Helping Individuals Who Have Been Hurt By Others

Champions of Justice

From Trial Magazine, November 1992

I want to tell you about the Civil Justice Foundation, which is both close to my heart and close to the essence of what we are about as trial lawyers.

We know how much remains undone after our clients have had their day in court and, we hope, received adequate compensation for their injuries. For many of them, there remains the lifelong challenge of living with vastly altered circumstances. For some, there remains a personal commitment to defend the jury system to protect people from the harm that has befallen them or their loved ones. Still others are concerned about reaching out to those with similar injuries to provide information and emotional support.

In each case, they can turn to the Civil Justice Foundation for help. It is the only national foundation devoted solely to protecting the individual rights, health, and well being of injured people. It provides modest grants to organizations working to help injured people rebuild their lives or to prevent injuries from occurring.

The foundation exists only because ATLA lawyers contribute regularly and generously. The association itself makes an annual contribution, which pays the foundation’s administrative expenses. Virtually every cent individuals contribute goes directly, in the form of grants, to the most forward-looking and effective grass-roots organizations across the country.

And what a difference a grant makes. Just $8,000 enabled Sue Greer to form PAHLS-People Against Hazardous Landfill Sites-to organize a challenge to hazardous landfill sites in her area of Indiana. Equally important in the eyes of the foundation trustees making the grant, she would use the money to help train others to take up the fight in other parts of the country.

Just $12,000 enabled Nadina Rigsbee and the Drowning Prevention Foundation to work to enact local laws requiring fencing to make swimming pools safer. She wanted to see to it that what happened to her children-one toddler drowned and one was permanently and severely brain injured-would not happen to others.

Just $4,000 enabled the New England Assistance Dog Service to train and provide a service dog to Michael East, who had survived a diving accident. With the help of that dog, East was able to move out of his parents’ home and, for the first time since he was injured, to hold down a job.

The Civil Justice Foundation is only six years old. In that time it has distributed nearly a half million dollars to 52 organizations in 23 states and the District of Columbia. It all began in 1985 when Peter Perlman was president of ATLA. He and I, and many others, worked to establish the Consumer and Victims Coalition Committee to make and maintain contacts with consumer groups and people injured through the fault of others.

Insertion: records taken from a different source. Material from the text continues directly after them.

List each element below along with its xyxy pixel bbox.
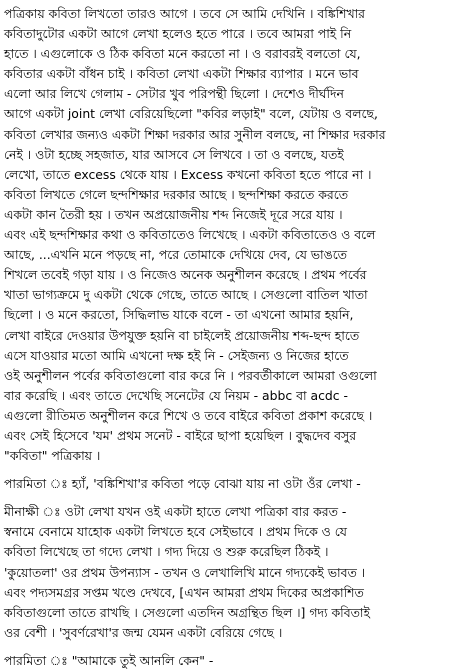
paramita-question [4, 474, 452, 494]
paragraph-continuation [4, 4, 452, 466]
paramita-question [4, 651, 452, 671]
text-line: ওর বেশী । 'সুবর্ণরেখা'র জন্ম যেমন একটা বেরিয়ে গেছে । [4, 624, 283, 640]
text-line: এসে যাওয়ার মতো আমি এখনো দক্ষ হই নি - সেইজন্য ও নিজের হাতে [4, 347, 349, 363]
text-line: এবং পদ্যসমগ্রর সপ্তম খণ্ডে দেখবে, [এখন আমরা প্রথম দিকের অপ্রকাশিত [4, 584, 364, 600]
text-line: পারমিতা ঃ হ্যাঁ, 'বঙ্কিশিখা'র কবিতা পড়ে বোঝা যায় না ওটা ওঁর লেখা - [4, 476, 361, 492]
text-line: 'কুয়োতলা' ওর প্রথম উপন্যাস - তখন ও লেখালিখি মানে গদ্যকেই ভাবত । [4, 564, 366, 580]
text-line: এবং সেই হিসেবে 'যম' প্রথম সনেট - বাইরে ছাপা হয়েছিল । বুদ্ধদেব বসুর [4, 427, 357, 443]
text-line: বার করেছি । এবং তাতে দেখেছি সনেটের যে নিয়ম - abbc বা acdc - [4, 387, 349, 403]
text-line: এগুলো রীতিমত অনুশীলন করে শিখে ও তবে বাইরে কবিতা প্রকাশ করেছে । [4, 407, 373, 423]
text-line: ছিলো । ও মনে করতো, সিদ্ধিলাভ যাকে বলে - তা এখনো আমার হয়নি, [4, 307, 354, 323]
text-line: লেখা বাইরে দেওয়ার উপযুক্ত হয়নি বা চাইলেই প্রয়োজনীয় শব্দ-ছন্দ হাতে [4, 327, 360, 343]
text-line: পারমিতা ঃ "আমাকে তুই আনলি কেন" - [4, 652, 214, 668]
text-line: হাতে । এগুলোকে ও ঠিক কবিতা মনে করতো না । ও বরাবরই বলতো যে, [4, 46, 361, 62]
text-line: লেখো, তাতে excess থেকে যায় । Excess কখনো কবিতা হতে পারে না । [4, 166, 372, 182]
text-line: আগে একটা joint লেখা বেরিয়েছিলো "কবির লড়াই" বলে, যেটায় ও বলছে, [4, 106, 378, 122]
text-line: এলো আর লিখে গেলাম - সেটার খুব পরিপন্থী ছিলো । দেশেও দীর্ঘদিন [4, 86, 344, 102]
text-line: "কবিতা" পত্রিকায় । [4, 448, 101, 464]
text-line: কবিতাগুলো তাতে রাখছি । সেগুলো এতদিন অগ্রন্থিত ছিল ।] গদ্য কবিতাই [4, 604, 370, 620]
paragraph-spacer [4, 643, 452, 651]
text-line: ওই অনুশীলন পর্বের কবিতাগুলো বার করে নি । পরবর্তীকালে আমরা ওগুলো [4, 367, 377, 383]
text-line: কবিতার একটা বাঁধন চাই । কবিতা লেখা একটা শিক্ষার ব্যাপার । মনে ভাব [4, 66, 359, 82]
text-line: আছে, ...এখনি মনে পড়ছে না, পরে তোমাকে দেখিয়ে দেব, যে ভাঙতে [4, 247, 347, 263]
text-line: কবিতা লিখতে গেলে ছন্দশিক্ষার দরকার আছে । ছন্দশিক্ষা করতে করতে [4, 186, 349, 202]
text-line: কবিতা লিখেছে তা গদ্যে লেখা । গদ্য দিয়ে ও শুরু করেছিল ঠিকই । [4, 544, 329, 560]
text-line: স্বনামে বেনামে যাহোক একটা লিখতে হবে সেইভাবে । প্রথম দিকে ও যে [4, 524, 347, 540]
text-line: পত্রিকায় কবিতা লিখতো তারও আগে । তবে সে আমি দেখিনি । বঙ্কিশিখার [4, 6, 366, 21]
text-line: মীনাক্ষী ঃ ওটা লেখা যখন ওই একটা হাতে লেখা পত্রিকা বার করত - [4, 504, 347, 520]
text-line: নেই । ওটা হচ্ছে সহজাত, যার আসবে সে লিখবে । তা ও বলছে, যতই [4, 146, 344, 162]
text-line: শিখলে তবেই গড়া যায় । ও নিজেও অনেক অনুশীলন করেছে । প্রথম পর্বের [4, 267, 367, 283]
text-line: কবিতা লেখার জন্যও একটা শিক্ষা দরকার আর সুনীল বলছে, না শিক্ষার দরকার [4, 126, 386, 142]
text-line: একটা কান তৈরী হয় । তখন অপ্রয়োজনীয় শব্দ নিজেই দূরে সরে যায় । [4, 206, 343, 222]
paragraph-spacer [4, 466, 452, 474]
paragraph-spacer [4, 494, 452, 502]
text-line: এবং এই ছন্দশিক্ষার কথা ও কবিতাতেও লিখেছে । একটা কবিতাতেও ও বলে [4, 227, 376, 243]
text-line: খাতা ভাগ্যক্রমে দু একটা থেকে গেছে, তাতে আছে । সেগুলো বাতিল খাতা [4, 287, 368, 303]
minakshi-answer [4, 502, 452, 643]
text-line: কবিতাদুটোর একটা আগে লেখা হলেও হতে পারে । তবে আমরা পাই নি [4, 26, 352, 42]
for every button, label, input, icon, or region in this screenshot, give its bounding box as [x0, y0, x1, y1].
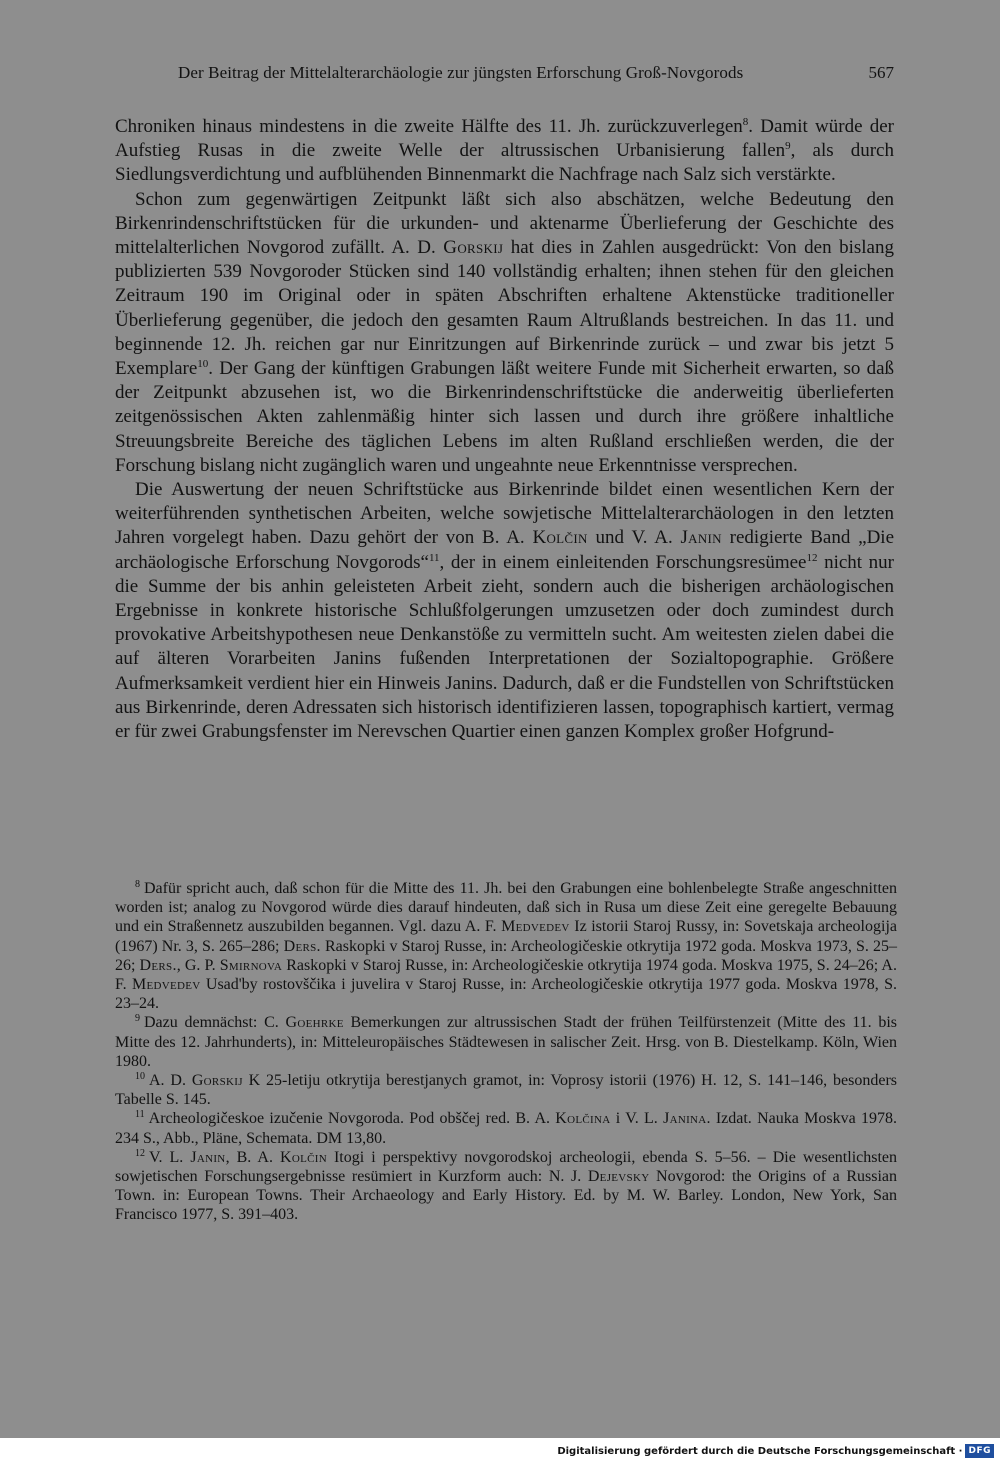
author-name: Ders. [283, 937, 321, 955]
footnote-number: 10 [135, 1071, 145, 1083]
text-run: . Damit würde der Aufstieg Rusas in die zweite Welle der altrussischen Urbanisierung fallen [115, 116, 894, 162]
paragraph-2 [115, 188, 894, 478]
footnote-9 [115, 1013, 897, 1071]
author-name: Medvedev [131, 976, 201, 994]
footnote-ref-10: 10 [197, 358, 209, 371]
text-run: i V. L. [610, 1110, 664, 1128]
footnote-ref-9: 9 [785, 140, 791, 153]
author-name: Smirnova [219, 956, 283, 974]
footnotes [115, 879, 897, 1225]
text-run: . Der Gang der künftigen Grabungen läßt weitere Funde mit Sicherheit erwarten, so daß der Zeitpunkt abzusehen ist, wo die Birkenrindenschriftstücke die anderweitig überlieferten zeitgenössischen Akten zahlenmäßig hinter sich lassen und durch ihre größere inhaltliche Streuungsbreite Bereiche des täglichen Lebens im alten Rußland erschließen werden, die der Forschung bislang nicht zugänglich waren und ungeahnte neue Erkenntnisse versprechen. [115, 358, 894, 476]
author-name: Janina [663, 1110, 707, 1128]
author-name: Dejevsky [587, 1168, 650, 1186]
text-run: Iz istorii Staroj Russy, in: Sovetskaja archeologija (1967) Nr. 3, S. 265–286; [115, 918, 897, 955]
text-run: Archeologičeskoe izučenie Novgoroda. Pod obščej red. B. A. [148, 1110, 556, 1128]
body-text [115, 115, 894, 744]
text-run: , B. A. [225, 1148, 280, 1166]
author-name: Gorskij [443, 237, 504, 259]
text-run: redigierte Band „Die archäologische Erforschung Novgorods“ [115, 527, 895, 573]
footnote-number: 12 [135, 1147, 145, 1159]
footnote-number: 11 [135, 1109, 145, 1121]
footnote-10 [115, 1071, 897, 1109]
author-name: Medvedev [501, 918, 570, 936]
text-run: nicht nur die Summe der bis anhin geleisteten Arbeit zieht, sondern auch die bisherigen archäologischen Ergebnisse in konkrete historische Schlußfolgerungen umzusetzen oder doch zumindest durch provokative Arbeitshypothesen neue Denkanstöße zu vermitteln sucht. Am weitesten zielen dabei die auf älteren Vorarbeiten Janins fußenden Interpretationen der Sozialtopographie. Größere Aufmerksamkeit verdient hier ein Hinweis Janins. Dadurch, daß er die Fundstellen von Schriftstücken aus Birkenrinde, deren Adressaten sich historisch identifizieren lassen, topographisch kartiert, vermag er für zwei Grabungsfenster im Nerevschen Quartier einen ganzen Komplex großer Hofgrund- [115, 551, 894, 743]
text-run: Itogi i perspektivy novgorodskoj archeologii, ebenda S. 5–56. – Die wesentlichsten sowjetischen Forschungsergebnisse resümiert in Kurzform auch: N. J. [115, 1148, 898, 1186]
author-name: Janin [680, 527, 722, 549]
text-run: Chroniken hinaus mindestens in die zweite Hälfte des 11. Jh. zurückzuverlegen [115, 116, 743, 137]
footnote-ref-8: 8 [742, 116, 749, 128]
text-run: Raskopki v Staroj Russe, in: Archeologičeskie otkrytija 1974 goda. Moskva 1975, S. 24–26; A. F. [115, 956, 897, 994]
text-run: Novgorod: the Origins of a Russian Town. in: European Towns. Their Archaeology and Early History. Ed. by M. W. Barley. London, New York, San Francisco 1977, S. 391–403. [115, 1168, 897, 1224]
text-run: Dazu demnächst: C. [144, 1014, 286, 1032]
credit-text: Digitalisierung gefördert durch die Deutsche Forschungsgemeinschaft · [557, 1445, 963, 1457]
text-run: und V. A. [587, 527, 681, 549]
author-name: Goehrke [285, 1014, 344, 1032]
footnote-11 [115, 1109, 897, 1147]
paragraph-3 [115, 478, 894, 744]
text-run: , der in einem einleitenden Forschungsresümee [439, 551, 807, 573]
text-run: , als durch Siedlungsverdichtung und aufblühenden Binnenmarkt die Nachfrage nach Salz sich verstärkte. [115, 140, 894, 186]
text-run: A. D. [149, 1072, 192, 1090]
footnote-number: 8 [135, 879, 140, 890]
text-run: Raskopki v Staroj Russe, in: Archeologičeskie otkrytija 1972 goda. Moskva 1973, S. 25–26; [115, 937, 898, 974]
text-run: Die Auswertung der neuen Schriftstücke aus Birkenrinde bildet einen wesentlichen Kern der weiterführenden synthetischen Arbeiten, welche sowjetische Mittelalterarchäologen in den letzten Jahren vorgelegt haben. Dazu gehört der von B. A. [115, 479, 894, 549]
author-name: Kolčina [555, 1110, 611, 1128]
text-run: Usad'by rostovščika i juvelira v Staroj Russe, in: Archeologičeskie otkrytija 1977 goda. Moskva 1978, S. 23–24. [115, 976, 898, 1013]
text-run: hat dies in Zahlen ausgedrückt: Von den bislang publizierten 539 Novgoroder Stücken sind 140 vollständig erhalten; ihnen stehen für den gleichen Zeitraum 190 im Original oder in späten Abschriften erhaltene Aktenstücke traditioneller Überlieferung gegenüber, die jedoch den gesamten Raum Altrußlands bestreichen. In das 11. und beginnende 12. Jh. reichen gar nur Einritzungen auf Birkenrinde zurück – und zwar bis jetzt 5 Exemplare [115, 237, 894, 380]
text-run: Bemerkungen zur altrussischen Stadt der frühen Teilfürstenzeit (Mitte des 11. bis Mitte des 12. Jahrhunderts), in: Mitteleuropäisches Städtewesen in salischer Zeit. Hrsg. von B. Diestelkamp. Köln, Wien 1980. [115, 1014, 898, 1070]
text-run: Schon zum gegenwärtigen Zeitpunkt läßt sich also abschätzen, welche Bedeutung den Birkenrindenschriftstücken für die urkunden- und aktenarme Überlieferung der Geschichte des mittelalterlichen Novgorod zufällt. A. D. [115, 188, 894, 259]
text-run: Dafür spricht auch, daß schon für die Mitte des 11. Jh. bei den Grabungen eine bohlenbelegte Straße angeschnitten worden ist; analog zu Novgorod würde dies darauf hindeuten, daß sich in Rusa um diese Zeit eine geregelte Bebauung und ein Straßennetz auszubilden begannen. Vgl. dazu A. F. [115, 880, 897, 936]
footnote-ref-11: 11 [428, 551, 440, 564]
footnote-12 [115, 1148, 897, 1225]
digitization-credit [557, 1442, 994, 1460]
footnote-8 [115, 879, 897, 1013]
author-name: Kolčin [532, 527, 588, 549]
text-run: , G. P. [176, 956, 220, 974]
author-name: Kolčin [279, 1148, 327, 1166]
text-run: K 25-letiju otkrytija berestjanych gramot, in: Voprosy istorii (1976) H. 12, S. 141–146, besonders Tabelle S. 145. [115, 1072, 897, 1109]
author-name: Janin [190, 1148, 226, 1166]
dfg-logo: DFG [965, 1444, 994, 1458]
page-number: 567 [868, 63, 894, 82]
author-name: Gorskij [191, 1072, 243, 1090]
text-run: . Izdat. Nauka Moskva 1978. 234 S., Abb., Pläne, Schemata. DM 13,80. [115, 1110, 897, 1147]
running-title: Der Beitrag der Mittelalterarchäologie zur jüngsten Erforschung Groß-Novgorods [178, 63, 744, 82]
author-name: Ders. [139, 956, 177, 974]
running-head [178, 60, 894, 88]
footnote-ref-12: 12 [806, 551, 818, 564]
text-run: V. L. [149, 1148, 191, 1166]
footnote-number: 9 [135, 1013, 140, 1025]
paragraph-1 [115, 115, 894, 188]
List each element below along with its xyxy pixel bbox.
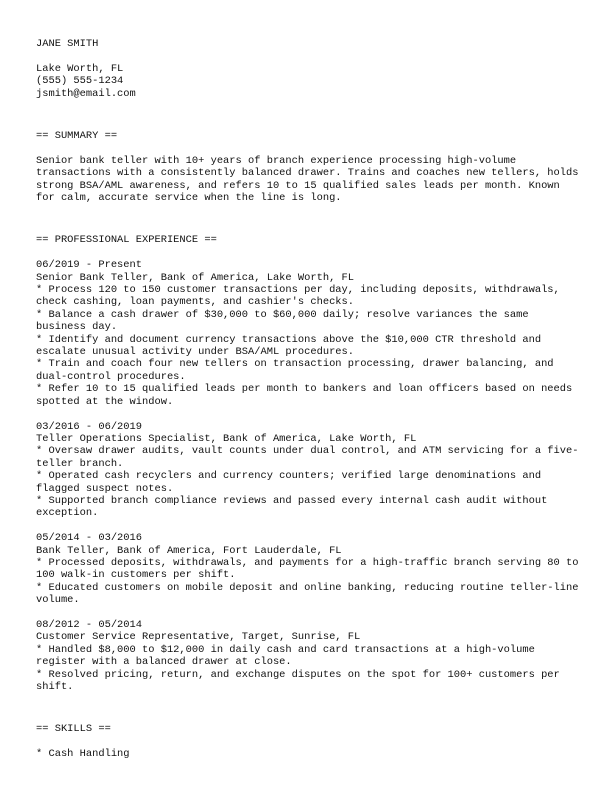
job-bullet: * Operated cash recyclers and currency counters; verified large denominations and flagged suspect notes. (36, 470, 548, 495)
job-bullets (36, 644, 581, 694)
skills-list (36, 748, 581, 760)
job-bullet: * Resolved pricing, return, and exchange disputes on the spot for 100+ customers per shift. (36, 668, 567, 693)
job-bullet: * Educated customers on mobile deposit and online banking, reducing routine teller-line volume. (36, 581, 585, 607)
job-bullet: * Refer 10 to 15 qualified leads per month to bankers and loan officers based on needs spotted at the window. (36, 383, 579, 408)
skill-item: * Cash Handling (36, 748, 130, 761)
spacer (36, 693, 581, 723)
candidate-email: jsmith@email.com (36, 87, 136, 100)
job-dates: 06/2019 - Present (36, 259, 143, 272)
summary-text: Senior bank teller with 10+ years of branch experience processing high-volume transactions with a consistently balanced drawer. Trains and coaches new tellers, holds strong BSA/AML awareness, and refers 10 to 15 qualified sales leads per month. Known for calm, accurate service when the line is long. (36, 154, 585, 205)
spacer (36, 247, 581, 259)
skills-heading: == SKILLS == (36, 723, 111, 736)
job-dates: 05/2014 - 03/2016 (36, 532, 143, 545)
job-dates: 08/2012 - 05/2014 (36, 618, 143, 631)
job-bullets (36, 445, 581, 519)
job-entry (36, 421, 581, 520)
job-entry (36, 619, 581, 693)
candidate-location: Lake Worth, FL (36, 62, 124, 75)
job-bullet: * Balance a cash drawer of $30,000 to $60,000 daily; resolve variances the same business day. (36, 308, 535, 334)
job-title: Senior Bank Teller, Bank of America, Lake Worth, FL (36, 271, 355, 284)
summary-heading: == SUMMARY == (36, 130, 118, 143)
job-bullets (36, 556, 585, 607)
job-bullets (36, 284, 581, 408)
job-title: Teller Operations Specialist, Bank of America, Lake Worth, FL (36, 432, 417, 445)
candidate-phone: (555) 555-1234 (36, 75, 124, 88)
job-bullet: * Handled $8,000 to $12,000 in daily cash and card transactions at a high-volume register with a balanced drawer at close. (36, 643, 542, 669)
candidate-name: JANE SMITH (36, 38, 99, 50)
job-bullet: * Identify and document currency transactions above the $10,000 CTR threshold and escalate unusual activity under BSA/AML procedures. (36, 333, 548, 359)
job-dates: 03/2016 - 06/2019 (36, 420, 143, 433)
spacer (36, 50, 581, 62)
job-bullet: * Supported branch compliance reviews and passed every internal cash audit without exception. (36, 494, 554, 520)
job-bullet: * Process 120 to 150 customer transactions per day, including deposits, withdrawals, check cashing, loan payments, and cashier's checks. (36, 284, 567, 309)
job-entry (36, 532, 585, 607)
job-entry (36, 259, 581, 408)
spacer (36, 142, 581, 154)
resume-page (36, 38, 585, 761)
experience-heading: == PROFESSIONAL EXPERIENCE == (36, 234, 217, 247)
job-title: Bank Teller, Bank of America, Fort Lauderdale, FL (36, 544, 342, 557)
spacer (36, 736, 581, 748)
job-bullet: * Train and coach four new tellers on transaction processing, drawer balancing, and dual-control procedures. (36, 358, 560, 383)
job-title: Customer Service Representative, Target, Sunrise, FL (36, 631, 361, 644)
spacer (36, 204, 581, 234)
job-bullet: * Processed deposits, withdrawals, and payments for a high-traffic branch serving 80 to 100 walk-in customers per shift. (36, 556, 585, 582)
spacer (36, 100, 581, 130)
job-bullet: * Oversaw drawer audits, vault counts under dual control, and ATM servicing for a five-teller branch. (36, 445, 579, 470)
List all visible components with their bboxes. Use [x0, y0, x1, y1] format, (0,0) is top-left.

We quickly learned how close to the margin of existence many of these groups were. We learned that our appreciation and advice, while welcome, were not nearly enough. If these groups were to continue to help injured people and work to prevent injuries, they needed money. We realized that by helping these groups, we could continue to contribute to our clients’ well being even after the courtroom door had closed. We were determined to try. That we succeeded should be a source of pride for all of us.

Distinguished consumer advocates such as Joan Claybrook of Public Citizen and Charles Inlander of the People’s Medical Society helped begin the foundation and served on the foundation board along with ATLA leaders. At regular meetings, the board reviews the many proposals that flood our offices, choosing-with great difficulty-among many excellent projects and deserving organizations.

For example, at the last meeting of the trustees, in July, we reviewed 10 proposals that had been carefully culled from the 30 proposals we had received requesting more than $307,000. At the end, with limited resources, we could only fund seven organizations for a total of $52,500. As contributions rise, so too will the foundation’s grants, but not its administrative costs.

I urge you to join me in supporting this effective and noble organization, which does so much with so little.

At the very beginning, we decided that the logo for the Civil Justice Foundation should be a tree, fruitful and flourishing, offering shelter and protection to all. This symbol evokes the best in us as trial lawyers who know that our responsibility for helping others does not end when the case does.

Defending the civil justice system, which provides compensation to our clients, is a sacred trust. We understand the deterrent effect of individual lawsuits, but we know that, as trial lawyers, we usually are called upon after the harm has occurred. For us, injury prevention is not abstract. We know the victims of torts. We know their names; we hear their voices; we see their faces; we share their pain. We truly do care.

The Civil Justice Foundation gives us the opportunity to express our commitment to injury prevention in a real way. Be a champion of justice both in and out of the courtroom. Join the Civil Justice Foundation.